HU Xianghong, YIN Feiyue, LIANG Kelong, FENG Zhaozhang, LIN Yuanmiao, CAI Shuting, Xiong Xiaoming
Accepted: 2026-01-09
With the rapid development of artificial intelligence and deep learning applications, tensor computing urgently demands high-efficiency and multi-precision computing hardware accelerators. Traditional general-purpose processors face energy efficiency bottlenecks when processing large-scale matrix multiplication operations, while existing dedicated accelerators often lack flexibility in supporting diverse data precision and hybrid computing modes.
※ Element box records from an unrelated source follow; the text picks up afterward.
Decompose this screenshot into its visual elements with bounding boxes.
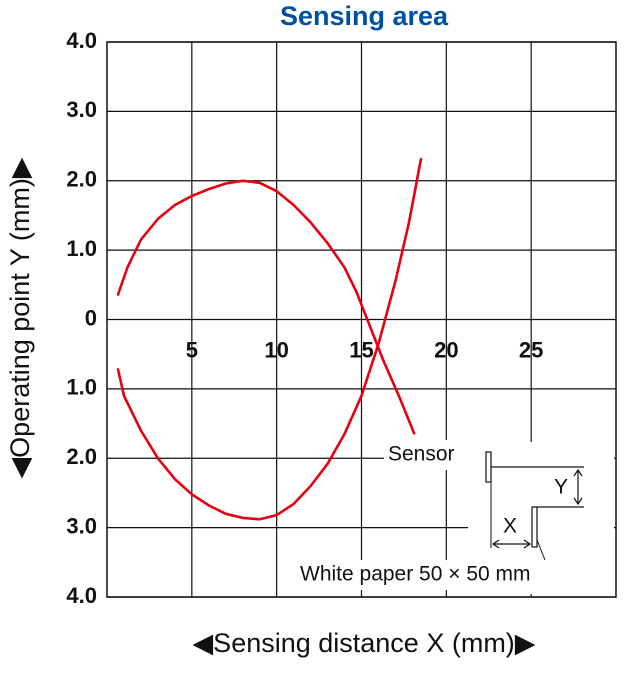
y-tick-label: 3.0	[66, 97, 97, 122]
inset-background	[296, 560, 614, 590]
x-tick-label: 15	[349, 337, 373, 362]
y-tick-label: 4.0	[66, 583, 97, 608]
y-tick-label: 4.0	[66, 28, 97, 53]
y-tick-label: 1.0	[66, 236, 97, 261]
x-arrows	[491, 539, 532, 549]
chart-title: Sensing area	[280, 1, 449, 31]
y-tick-label: 2.0	[66, 444, 97, 469]
data-line	[116, 179, 416, 435]
annotation: Sensor	[388, 443, 455, 466]
annotation: X	[503, 515, 517, 538]
y-tick-label: 3.0	[66, 513, 97, 538]
x-tick-label: 20	[434, 337, 458, 362]
x-axis-label: ◀Sensing distance X (mm)▶	[192, 628, 535, 658]
inset-background	[384, 440, 478, 470]
x-tick-label: 5	[186, 337, 198, 362]
plot-marks	[116, 157, 423, 521]
annotation: Y	[554, 476, 568, 499]
paper-icon	[531, 506, 538, 548]
y-tick-label: 0	[85, 305, 97, 330]
y-tick-label: 1.0	[66, 375, 97, 400]
annotation: White paper 50 × 50 mm	[300, 563, 531, 586]
leader-line	[536, 539, 546, 561]
y-arrows	[573, 468, 583, 506]
y-axis-label: ◀Operating point Y (mm)▶	[5, 157, 35, 478]
sensor-icon	[485, 451, 492, 483]
data-line	[116, 157, 423, 521]
plot-frame	[106, 41, 617, 598]
y-tick-label: 2.0	[66, 167, 97, 192]
inset-diagram: Sensor White paper 50 × 50 mm X Y	[296, 440, 614, 594]
x-tick-label: 10	[264, 337, 288, 362]
x-tick-label: 25	[519, 337, 543, 362]
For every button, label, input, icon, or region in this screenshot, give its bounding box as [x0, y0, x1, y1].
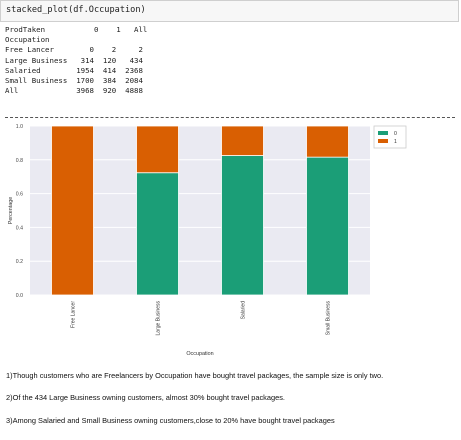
note-1: 1)Though customers who are Freelancers b…	[6, 371, 384, 380]
x-tick-label: Free Lancer	[71, 301, 77, 328]
bar-segment-0	[306, 156, 349, 296]
y-axis-label: Percentage	[8, 197, 14, 225]
code-text: stacked_plot(df.Occupation)	[6, 5, 146, 15]
crosstab-line: Salaried 1954 414 2368	[5, 65, 143, 75]
y-tick-label: 0.4	[16, 225, 23, 231]
bar-segment-1	[306, 125, 349, 158]
crosstab-line: Free Lancer 0 2 2	[5, 45, 143, 55]
output-separator	[5, 117, 455, 118]
note-2: 2)Of the 434 Large Business owning custo…	[6, 393, 285, 402]
y-tick-label: 0.2	[16, 259, 23, 265]
bar-segment-1	[136, 125, 179, 174]
stacked-bar-chart: 0.0 0.2 0.4 0.6 0.8 1.0 Free Lancer Large Busin…	[8, 124, 407, 357]
x-tick-label: Large Business	[156, 301, 162, 336]
bar-segment-0	[136, 172, 179, 296]
legend-label: 0	[394, 131, 397, 137]
crosstab-output: ProdTaken 0 1 All Occupation Free Lancer…	[5, 25, 147, 96]
crosstab-line: All 3968 920 4888	[5, 86, 143, 96]
legend-swatch	[378, 131, 388, 135]
crosstab-line: Small Business 1700 384 2084	[5, 76, 143, 86]
y-tick-label: 0.8	[16, 158, 23, 164]
y-tick-label: 1.0	[16, 124, 23, 130]
y-tick-label: 0.6	[16, 192, 23, 198]
x-tick-label: Small Business	[326, 301, 332, 336]
bar-segment-0	[221, 155, 264, 296]
code-cell[interactable]: stacked_plot(df.Occupation)	[0, 0, 459, 22]
x-axis-label: Occupation	[186, 351, 213, 357]
legend-box	[373, 125, 407, 149]
y-tick-label: 0.0	[16, 293, 23, 299]
legend-swatch	[378, 139, 388, 143]
note-3: 3)Among Salaried and Small Business owni…	[6, 416, 335, 425]
bar-segment-1	[221, 125, 264, 156]
crosstab-line: Occupation	[5, 35, 50, 45]
crosstab-line: ProdTaken 0 1 All	[5, 25, 148, 34]
legend-label: 1	[394, 139, 397, 145]
bar-segment-1	[51, 125, 94, 296]
crosstab-line: Large Business 314 120 434	[5, 55, 143, 65]
x-tick-label: Salaried	[241, 301, 247, 320]
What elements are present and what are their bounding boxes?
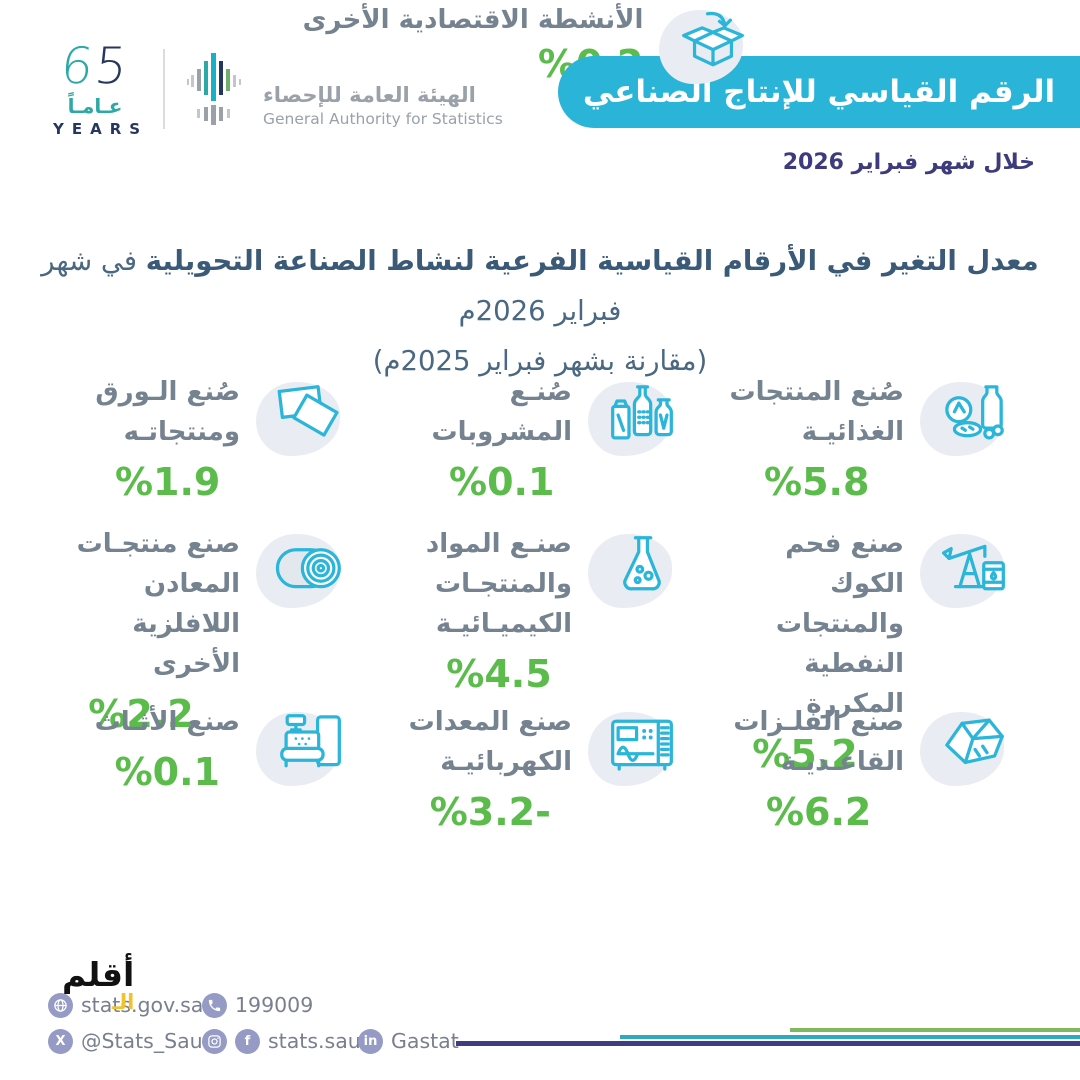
kpi-value: %1.9 [114, 460, 221, 504]
kpi-value: %0.1 [449, 460, 555, 504]
authority-name-arabic: الهيئة العامة للإحصاء [263, 83, 476, 107]
authority-name-block: الهيئة العامة للإحصاء General Authority … [263, 46, 503, 132]
website-link[interactable]: stats.gov.sa [48, 992, 204, 1018]
anniversary-number: 65 [58, 37, 132, 95]
phone-icon [202, 992, 227, 1018]
kpi-chemicals: صنـع المواد والمنتجـات الكيميـائيـة %4.5 [374, 524, 706, 776]
website-text: stats.gov.sa [81, 993, 204, 1017]
kpi-value: %4.5 [446, 652, 552, 696]
logo-divider [163, 49, 165, 129]
kpi-row-3: صنع الفلـزات القاعـديـة %6.2 صنع المعدات… [42, 702, 1038, 834]
paper-products-icon [256, 372, 348, 464]
kpi-food-products: صُنع المنتجات الغذائيـة %5.8 [706, 372, 1038, 504]
other-activities-icon [659, 0, 751, 92]
kpi-label: صُنع الـورق ومنتجاتـه [95, 377, 240, 447]
phone-number: 199009 [235, 993, 314, 1017]
kpi-label: صُنع المنتجات الغذائيـة [729, 377, 904, 447]
page-title-comparison: (مقارنة بشهر فبراير 2025م) [372, 345, 708, 377]
kpi-paper-products: صُنع الـورق ومنتجاتـه %1.9 [42, 372, 374, 504]
anniversary-english-label: YEARS [53, 120, 149, 138]
linkedin-handle: Gastat [391, 1029, 459, 1053]
decorative-line-green [790, 1028, 1080, 1032]
furniture-icon [256, 702, 348, 794]
kpi-electrical-equipment: صنع المعدات الكهربائيـة %3.2- [374, 702, 706, 834]
kpi-label: صنع فحم الكوك والمنتجات النفطية المكررة [775, 529, 904, 719]
kpi-coke-petroleum: صنع فحم الكوك والمنتجات النفطية المكررة … [706, 524, 1038, 776]
basic-metals-icon [920, 702, 1012, 794]
phone-contact[interactable]: 199009 [202, 992, 314, 1018]
kpi-label: صنع منتجـات المعادن اللافلزية الأخرى [76, 529, 240, 679]
report-title-banner: الرقم القياسي للإنتاج الصناعي [558, 56, 1080, 128]
globe-icon [48, 992, 73, 1018]
food-products-icon [920, 372, 1012, 464]
anniversary-65-logo: 65 عـامـاً YEARS [45, 37, 149, 138]
gastat-palm-logo-icon [187, 53, 241, 125]
anniversary-arabic-label: عـامـاً [67, 94, 123, 118]
kpi-value: %2.2 [88, 692, 194, 736]
beverages-icon [588, 372, 680, 464]
header-logo-block: 65 عـامـاً YEARS الهيئة العامة للإحصاء G… [45, 37, 503, 138]
non-metallic-minerals-icon [256, 524, 348, 616]
kpi-value: %5.8 [764, 460, 870, 504]
page-title-bold: معدل التغير في الأرقام القياسية الفرعية … [145, 245, 1039, 277]
kpi-value: %6.2 [765, 790, 872, 834]
x-twitter-icon: X [48, 1028, 73, 1054]
kpi-label: صنع الفلـزات القاعـديـة [733, 707, 904, 777]
electrical-equipment-icon [588, 702, 680, 794]
kpi-label: صنـع المواد والمنتجـات الكيميـائيـة [425, 529, 572, 639]
page-title-rest: في شهر فبراير 2026م [41, 245, 622, 327]
decorative-line-teal [620, 1035, 1080, 1039]
kpi-row-2: صنع فحم الكوك والمنتجات النفطية المكررة … [42, 524, 1038, 776]
watermark: أقلم الـ [62, 955, 135, 1014]
instagram-facebook-link[interactable]: f stats.saudi [202, 1028, 379, 1054]
kpi-beverages: صُنـع المشروبات %0.1 [374, 372, 706, 504]
kpi-furniture: صنع الأثـاث %0.1 [42, 702, 374, 834]
kpi-label: صُنـع المشروبات [431, 377, 572, 447]
facebook-icon: f [235, 1028, 260, 1054]
linkedin-link[interactable]: in Gastat [358, 1028, 459, 1054]
kpi-value: %5.2 [752, 732, 858, 776]
kpi-value: %3.2- [429, 790, 551, 834]
authority-name-english: General Authority for Statistics [263, 110, 503, 128]
watermark-text: أقلم [62, 955, 135, 994]
chemicals-icon [588, 524, 680, 616]
twitter-handle: @Stats_Saudi [81, 1029, 222, 1053]
watermark-accent-text: الـ [112, 990, 135, 1014]
coke-petroleum-icon [920, 524, 1012, 616]
linkedin-icon: in [358, 1028, 383, 1054]
decorative-line-purple [456, 1041, 1080, 1046]
kpi-label: صنع الأثـاث [94, 707, 240, 737]
kpi-row-1: صُنع المنتجات الغذائيـة %5.8 صُنـع المشر… [42, 372, 1038, 504]
kpi-non-metallic-minerals: صنع منتجـات المعادن اللافلزية الأخرى %2.… [42, 524, 374, 776]
footer-contacts: stats.gov.sa 199009 X @Stats_Saudi f sta… [48, 990, 459, 1062]
kpi-basic-metals: صنع الفلـزات القاعـديـة %6.2 [706, 702, 1038, 834]
page-title: معدل التغير في الأرقام القياسية الفرعية … [40, 236, 1040, 386]
instagram-icon [202, 1028, 227, 1054]
kpi-label: الأنشطة الاقتصادية الأخرى [302, 5, 644, 35]
twitter-link[interactable]: X @Stats_Saudi [48, 1028, 221, 1054]
kpi-label: صنع المعدات الكهربائيـة [408, 707, 572, 777]
kpi-value: %0.1 [114, 750, 220, 794]
report-period: خلال شهر فبراير 2026 [782, 150, 1035, 175]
This paper presents a multi-precision and mixed-precision tensor processing unit (TPU), designed based on a reconfigurable architecture, which supports five data formats (INT4, INT8, FP16, BF16, FP32) and two hybrid modes (FP16+FP32, BF16+FP32).It is capable of efficiently performing matrix multiplication and accumulation across three different dimensions (m16n16k16, m32n8k16, m8n32k16). By incorporating a reconfigurable computing array, dynamic data flow control, multi-mode buffer design, and a unified floating-point processing unit, the design achieves high hardware reuse and significantly improved computational efficiency. Synthesized on the VCU118 FPGA platform at 251.13MHz, it delivers a peak theoretical performance of 257.16 GOPS/GFLOPS (INT4/INT8/FP16/BF16) and 64.29 GFLOPS (FP32). This design is well-suited for applications such as deep learning inference, autonomous driving, and medical imaging, where both computational efficiency and flexibility are critical.